In essence, Japanese capital remains overseas rather than returning home to chase yields. Analysts and traders are closely watching whether this trend will change as Japan's financial markets fully activate.
Here are some charts illustrating Japan's asset rotation:
1. Asset Class Rotation Investors betting on stronger economic growth are withdrawing from fixed-income assets and moving into equities. The Nikkei 225 and Topix indices have both hit record highs this year.
2. Value Stocks Outperform Growth Stocks Similar to reflation trades in other countries, Japanese value stocks have outperformed growth stocks. Quantitative investors typically interpret this trend as growth momentum spreading more broadly throughout the economy.

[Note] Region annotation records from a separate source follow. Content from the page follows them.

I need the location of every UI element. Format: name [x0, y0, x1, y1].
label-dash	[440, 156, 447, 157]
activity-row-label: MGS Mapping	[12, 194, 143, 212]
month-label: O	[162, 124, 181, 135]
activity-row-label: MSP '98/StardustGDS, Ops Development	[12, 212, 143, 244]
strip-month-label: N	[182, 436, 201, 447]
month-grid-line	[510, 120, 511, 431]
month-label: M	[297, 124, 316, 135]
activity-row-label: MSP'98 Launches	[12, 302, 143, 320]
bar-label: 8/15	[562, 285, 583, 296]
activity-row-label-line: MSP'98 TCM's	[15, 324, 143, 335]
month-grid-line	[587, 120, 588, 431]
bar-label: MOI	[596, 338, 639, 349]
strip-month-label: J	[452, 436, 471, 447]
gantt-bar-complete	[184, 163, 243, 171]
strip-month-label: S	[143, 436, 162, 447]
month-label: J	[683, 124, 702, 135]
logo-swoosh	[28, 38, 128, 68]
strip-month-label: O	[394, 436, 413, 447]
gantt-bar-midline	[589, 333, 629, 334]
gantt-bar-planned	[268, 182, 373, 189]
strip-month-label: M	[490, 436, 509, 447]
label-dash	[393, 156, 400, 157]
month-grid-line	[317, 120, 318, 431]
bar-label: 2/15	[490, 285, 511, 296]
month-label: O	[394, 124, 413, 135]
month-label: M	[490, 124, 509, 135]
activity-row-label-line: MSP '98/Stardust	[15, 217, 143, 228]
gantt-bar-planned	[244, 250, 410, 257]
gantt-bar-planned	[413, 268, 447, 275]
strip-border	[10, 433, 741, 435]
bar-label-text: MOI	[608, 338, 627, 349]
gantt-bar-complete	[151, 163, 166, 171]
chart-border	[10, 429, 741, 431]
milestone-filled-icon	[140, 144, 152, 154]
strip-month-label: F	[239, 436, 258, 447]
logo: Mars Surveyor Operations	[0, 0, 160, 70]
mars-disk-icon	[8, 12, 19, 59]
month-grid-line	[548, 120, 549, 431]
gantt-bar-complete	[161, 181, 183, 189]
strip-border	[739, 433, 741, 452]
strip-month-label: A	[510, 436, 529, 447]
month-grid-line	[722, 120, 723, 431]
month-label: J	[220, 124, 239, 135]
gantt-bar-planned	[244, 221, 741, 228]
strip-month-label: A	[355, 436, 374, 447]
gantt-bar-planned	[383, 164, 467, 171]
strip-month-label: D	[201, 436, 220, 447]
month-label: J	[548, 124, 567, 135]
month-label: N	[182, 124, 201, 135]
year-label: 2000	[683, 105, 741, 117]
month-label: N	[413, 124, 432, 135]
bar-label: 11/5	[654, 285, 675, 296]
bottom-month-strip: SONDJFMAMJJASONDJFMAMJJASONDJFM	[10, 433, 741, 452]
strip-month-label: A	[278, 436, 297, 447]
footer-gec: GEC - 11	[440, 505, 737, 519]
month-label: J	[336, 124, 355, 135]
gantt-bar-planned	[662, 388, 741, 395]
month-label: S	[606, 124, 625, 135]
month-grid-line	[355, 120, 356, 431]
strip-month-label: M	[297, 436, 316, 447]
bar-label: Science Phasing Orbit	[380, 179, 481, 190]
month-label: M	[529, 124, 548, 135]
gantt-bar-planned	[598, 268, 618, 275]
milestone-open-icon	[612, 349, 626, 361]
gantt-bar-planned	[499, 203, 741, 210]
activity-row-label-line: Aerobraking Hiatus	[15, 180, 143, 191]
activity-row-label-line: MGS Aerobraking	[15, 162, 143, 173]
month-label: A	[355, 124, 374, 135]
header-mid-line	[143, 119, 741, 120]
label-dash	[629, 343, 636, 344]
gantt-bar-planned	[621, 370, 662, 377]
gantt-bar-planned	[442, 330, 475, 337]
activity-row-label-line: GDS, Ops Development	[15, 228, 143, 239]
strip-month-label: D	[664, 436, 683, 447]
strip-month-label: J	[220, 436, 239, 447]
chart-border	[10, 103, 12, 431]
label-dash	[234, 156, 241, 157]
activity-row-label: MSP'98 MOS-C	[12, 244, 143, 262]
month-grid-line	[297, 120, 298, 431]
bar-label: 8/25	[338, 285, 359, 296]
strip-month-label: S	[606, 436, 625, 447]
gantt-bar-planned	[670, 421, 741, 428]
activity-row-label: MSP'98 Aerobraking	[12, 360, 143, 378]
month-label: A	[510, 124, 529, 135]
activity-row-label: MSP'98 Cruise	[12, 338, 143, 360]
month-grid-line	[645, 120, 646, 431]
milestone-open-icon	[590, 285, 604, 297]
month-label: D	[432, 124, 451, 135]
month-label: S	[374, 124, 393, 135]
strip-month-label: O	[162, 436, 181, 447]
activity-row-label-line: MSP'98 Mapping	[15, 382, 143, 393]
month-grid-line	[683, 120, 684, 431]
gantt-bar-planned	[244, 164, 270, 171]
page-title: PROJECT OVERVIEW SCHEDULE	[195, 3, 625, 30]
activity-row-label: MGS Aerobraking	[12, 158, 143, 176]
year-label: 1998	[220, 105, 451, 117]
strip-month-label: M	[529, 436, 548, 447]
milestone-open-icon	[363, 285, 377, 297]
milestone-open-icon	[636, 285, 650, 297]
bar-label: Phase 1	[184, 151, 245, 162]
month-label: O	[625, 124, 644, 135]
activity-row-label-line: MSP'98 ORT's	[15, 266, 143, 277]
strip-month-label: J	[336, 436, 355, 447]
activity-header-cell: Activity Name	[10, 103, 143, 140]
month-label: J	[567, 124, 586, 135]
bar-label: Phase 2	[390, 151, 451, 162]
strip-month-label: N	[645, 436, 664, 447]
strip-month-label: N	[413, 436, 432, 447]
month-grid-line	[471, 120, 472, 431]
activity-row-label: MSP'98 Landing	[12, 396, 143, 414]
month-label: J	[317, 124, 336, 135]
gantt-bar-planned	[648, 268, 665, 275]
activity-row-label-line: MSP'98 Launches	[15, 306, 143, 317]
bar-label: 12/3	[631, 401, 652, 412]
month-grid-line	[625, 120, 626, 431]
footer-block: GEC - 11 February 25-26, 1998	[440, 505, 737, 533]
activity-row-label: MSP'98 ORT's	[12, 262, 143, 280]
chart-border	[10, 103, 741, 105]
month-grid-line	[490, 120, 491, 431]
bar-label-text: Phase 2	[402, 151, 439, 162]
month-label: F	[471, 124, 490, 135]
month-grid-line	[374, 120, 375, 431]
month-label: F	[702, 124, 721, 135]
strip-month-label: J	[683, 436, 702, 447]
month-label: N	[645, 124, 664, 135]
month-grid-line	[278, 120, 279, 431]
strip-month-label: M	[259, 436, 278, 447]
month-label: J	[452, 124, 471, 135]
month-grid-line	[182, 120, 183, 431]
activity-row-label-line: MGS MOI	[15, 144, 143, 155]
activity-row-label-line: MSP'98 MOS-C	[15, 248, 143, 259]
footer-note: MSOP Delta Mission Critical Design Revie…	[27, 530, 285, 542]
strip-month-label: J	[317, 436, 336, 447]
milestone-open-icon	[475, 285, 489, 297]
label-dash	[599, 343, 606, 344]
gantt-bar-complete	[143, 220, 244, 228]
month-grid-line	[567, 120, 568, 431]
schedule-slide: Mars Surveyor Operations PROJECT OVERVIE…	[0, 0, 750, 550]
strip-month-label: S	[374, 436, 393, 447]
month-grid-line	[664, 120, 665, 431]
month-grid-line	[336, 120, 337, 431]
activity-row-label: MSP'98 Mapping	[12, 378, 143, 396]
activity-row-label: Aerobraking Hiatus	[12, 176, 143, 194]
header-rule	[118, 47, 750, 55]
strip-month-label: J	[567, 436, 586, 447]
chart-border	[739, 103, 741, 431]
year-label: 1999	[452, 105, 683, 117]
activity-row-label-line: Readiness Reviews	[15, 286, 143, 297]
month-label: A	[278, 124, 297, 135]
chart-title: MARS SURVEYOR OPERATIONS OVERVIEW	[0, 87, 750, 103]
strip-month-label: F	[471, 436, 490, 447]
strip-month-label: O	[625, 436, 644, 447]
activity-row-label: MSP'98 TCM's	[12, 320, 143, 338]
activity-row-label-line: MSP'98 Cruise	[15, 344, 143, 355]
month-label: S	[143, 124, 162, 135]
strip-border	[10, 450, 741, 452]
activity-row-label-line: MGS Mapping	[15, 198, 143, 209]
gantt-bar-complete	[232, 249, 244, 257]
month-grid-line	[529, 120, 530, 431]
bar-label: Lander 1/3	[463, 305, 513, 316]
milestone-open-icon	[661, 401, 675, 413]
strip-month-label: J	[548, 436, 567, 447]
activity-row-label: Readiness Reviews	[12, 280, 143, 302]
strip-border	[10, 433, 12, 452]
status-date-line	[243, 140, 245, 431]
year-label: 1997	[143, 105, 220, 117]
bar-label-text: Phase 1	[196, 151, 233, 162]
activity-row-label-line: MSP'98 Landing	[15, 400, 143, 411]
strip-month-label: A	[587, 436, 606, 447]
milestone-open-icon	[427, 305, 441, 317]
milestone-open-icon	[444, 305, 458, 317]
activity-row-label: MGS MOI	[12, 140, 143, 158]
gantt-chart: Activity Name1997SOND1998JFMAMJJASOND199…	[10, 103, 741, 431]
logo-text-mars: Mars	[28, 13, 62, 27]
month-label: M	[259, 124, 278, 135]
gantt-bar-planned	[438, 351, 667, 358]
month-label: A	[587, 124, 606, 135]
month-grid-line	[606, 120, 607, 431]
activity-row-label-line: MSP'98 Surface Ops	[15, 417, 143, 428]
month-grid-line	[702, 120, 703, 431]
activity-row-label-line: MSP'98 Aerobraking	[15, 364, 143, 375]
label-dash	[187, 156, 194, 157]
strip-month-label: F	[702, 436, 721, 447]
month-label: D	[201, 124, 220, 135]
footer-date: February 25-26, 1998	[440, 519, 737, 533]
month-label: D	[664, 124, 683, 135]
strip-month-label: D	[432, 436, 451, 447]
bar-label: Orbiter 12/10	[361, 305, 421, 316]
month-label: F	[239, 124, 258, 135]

3. Carry Trade Foreign buyers can achieve significant excess returns in Japanese government bonds. Five-year US Treasury yields are only 3.86%, while similar-maturity JGBs can provide 5% returns when hedged back to USD. This bond market "magic" is possible due to the massive interest rate differential between the Federal Reserve and the Bank of Japan.
4. Yen Hedging Costs The above carry trade is only effective for foreign investors. Due to the Bank of Japan's relatively low interest rates, Japanese investors face higher costs for currency-hedged investments in the US.
5. Japan's Overseas Wealth Earlier this year, Japan lost its title as the "world's largest creditor nation" to Germany. However, Japan still has considerable financial assets overseas that could potentially be sold and repatriated when necessary.